Saint Antoine

Au tympan, saint Antoine a souvent été confondu avec saint Jacques, en raison de son bâton de pèlerin et de ce qui pourrait ressembler à une coquille, portée en sautoir, puisque nous sommes sur une étape importante du chemin de Compostelle, ce qui est plausible au vu du jeu polysémique. Mais on peut l’identifier aussi à l’anachorète visionnaire du désert égyptien, grâce à quelques détails physiologiques : le regard tourné vers le ciel, les genoux cagneux, les jambes fléchies, correspondent bien à l’ermite. En effet, le fléchissement des jambes conjugué au tremblement provoque l’entrechoc des genoux, comme le relève Saint Athanase dans sa Vie d’Antoine : « Dans sa vision il se mettait à trembler, priait, fléchissait les genoux » (Saint Athanase, Antoine le Grand, père des moines, Paris, Cerf, Coll. Foi vivante, 1989 p. 94).
Cependant, l’habit ne correspond pas à cette typologie. Le vêtement n’est pas fait d’écorce ou de palmes, mais ressemble à une tenue de chevalier, avec un baudrier et une lance.
Nous sommes en présence d'un autre cas de polysémie des figures qui dote simultanément ce saint de plusieurs emblèmes symboliques. C’est ainsi que Louis Réau identifie une catégorie dite de « saints guerriers », qui transforme le saint en combattant de la foi, à l'instar de l'archange saint Michel, tels saint Georges et saint Antoine. (cf. Louis Réau, Iconographie de l’Art Chrétien).
Saint Antoine d’ailleurs donnera naissance à une confrérie de chevaliers hospitaliers, devenue ordre des Antonins au début du XIIe siècle, dont les statuts sont calqués sur ceux des Templiers.
Les Antonins possédaient en outre le rôle de nettoyer les rues et les troupeaux de porcins qu’ils utilisaient à cette fin se reconnaissaient à leur clochette, devenue signe distinctif des Antonins dans l’iconographie. C'est probablement une clochette que porte en sautoir notre personnage. De cette tradition provient également la représentation fréquente de saint Antoine avec son cochon.
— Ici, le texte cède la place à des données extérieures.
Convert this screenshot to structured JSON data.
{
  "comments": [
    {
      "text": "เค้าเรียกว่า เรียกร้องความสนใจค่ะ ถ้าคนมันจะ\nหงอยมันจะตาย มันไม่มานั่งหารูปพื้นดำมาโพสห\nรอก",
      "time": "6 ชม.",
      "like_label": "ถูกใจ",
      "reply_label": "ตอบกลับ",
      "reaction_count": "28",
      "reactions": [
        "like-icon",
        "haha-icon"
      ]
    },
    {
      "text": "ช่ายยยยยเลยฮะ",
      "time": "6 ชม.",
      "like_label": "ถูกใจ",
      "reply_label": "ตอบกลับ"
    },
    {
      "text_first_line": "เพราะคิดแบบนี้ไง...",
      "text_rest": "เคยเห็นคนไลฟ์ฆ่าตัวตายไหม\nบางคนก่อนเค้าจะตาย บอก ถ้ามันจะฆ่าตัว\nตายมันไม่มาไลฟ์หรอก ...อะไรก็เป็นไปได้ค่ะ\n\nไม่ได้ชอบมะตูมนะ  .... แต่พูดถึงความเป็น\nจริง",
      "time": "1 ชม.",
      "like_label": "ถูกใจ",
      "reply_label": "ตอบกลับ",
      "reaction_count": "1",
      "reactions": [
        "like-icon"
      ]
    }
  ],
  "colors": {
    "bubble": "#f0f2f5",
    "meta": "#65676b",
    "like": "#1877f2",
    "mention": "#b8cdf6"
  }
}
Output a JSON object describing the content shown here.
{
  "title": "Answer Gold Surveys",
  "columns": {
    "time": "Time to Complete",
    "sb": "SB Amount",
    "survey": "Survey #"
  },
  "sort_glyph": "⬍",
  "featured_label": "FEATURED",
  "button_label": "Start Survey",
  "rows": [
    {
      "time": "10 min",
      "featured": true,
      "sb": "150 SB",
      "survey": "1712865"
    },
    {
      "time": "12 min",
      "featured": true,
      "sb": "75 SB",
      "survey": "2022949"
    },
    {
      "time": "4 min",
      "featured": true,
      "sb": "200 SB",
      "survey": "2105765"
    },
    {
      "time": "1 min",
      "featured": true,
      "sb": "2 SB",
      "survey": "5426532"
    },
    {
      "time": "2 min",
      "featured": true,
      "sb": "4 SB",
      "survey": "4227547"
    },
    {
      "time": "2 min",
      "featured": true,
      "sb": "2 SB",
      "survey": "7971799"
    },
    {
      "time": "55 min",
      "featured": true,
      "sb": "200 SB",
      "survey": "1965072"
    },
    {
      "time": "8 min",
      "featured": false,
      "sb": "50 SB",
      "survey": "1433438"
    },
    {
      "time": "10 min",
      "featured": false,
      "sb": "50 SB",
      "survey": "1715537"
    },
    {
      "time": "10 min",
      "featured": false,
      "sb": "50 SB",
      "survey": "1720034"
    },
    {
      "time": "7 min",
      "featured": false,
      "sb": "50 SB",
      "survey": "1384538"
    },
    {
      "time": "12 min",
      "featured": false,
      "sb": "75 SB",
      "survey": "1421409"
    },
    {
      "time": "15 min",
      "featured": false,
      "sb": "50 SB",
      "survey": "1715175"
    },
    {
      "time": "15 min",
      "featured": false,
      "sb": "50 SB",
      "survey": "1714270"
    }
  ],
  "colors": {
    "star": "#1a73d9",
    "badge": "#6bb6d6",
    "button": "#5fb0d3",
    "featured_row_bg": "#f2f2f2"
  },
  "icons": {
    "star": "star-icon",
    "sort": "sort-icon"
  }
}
"A chaque renouveau monastique on évoque l'ancienne Egypte (...) et on recourt à saint Antoine, à ses exemples, à ses écrits. Ceci se vérifie à l'époque carolingienne, puis au XIe siècle au Mont Cassin, à Cluny, à Camaldoli, au XIIe siècle à Cîteaux, à Tiron en Angleterre comme en France et en Italie. Dans toutes les controverses entre moines, par exemple lorsque s'opposent Clunisiens et Cisterciens, dans chacun des deux partis on en appelle à saint Antoine. (...) La Vie de saint Antoine n'est donc pas, pour les moines du Moyen-âge, simplement un texte historique, une source d'information sur un passé définitivement mort : c'est un texte vivant, un moyen de formation de la vie monastique." (Dom Jean Leclercq, L'amour des Lettres et le désir de Dieu, Cerf, p. 98). Gageons que sur un tympan qui a probablement suscité débats et polémiques à l'époque de sa conception (voir la chronique de l'abbaye) et qui nourrit encore des interprétations sensiblement différentes de nos jours, Antoine le Grand a toute sa place !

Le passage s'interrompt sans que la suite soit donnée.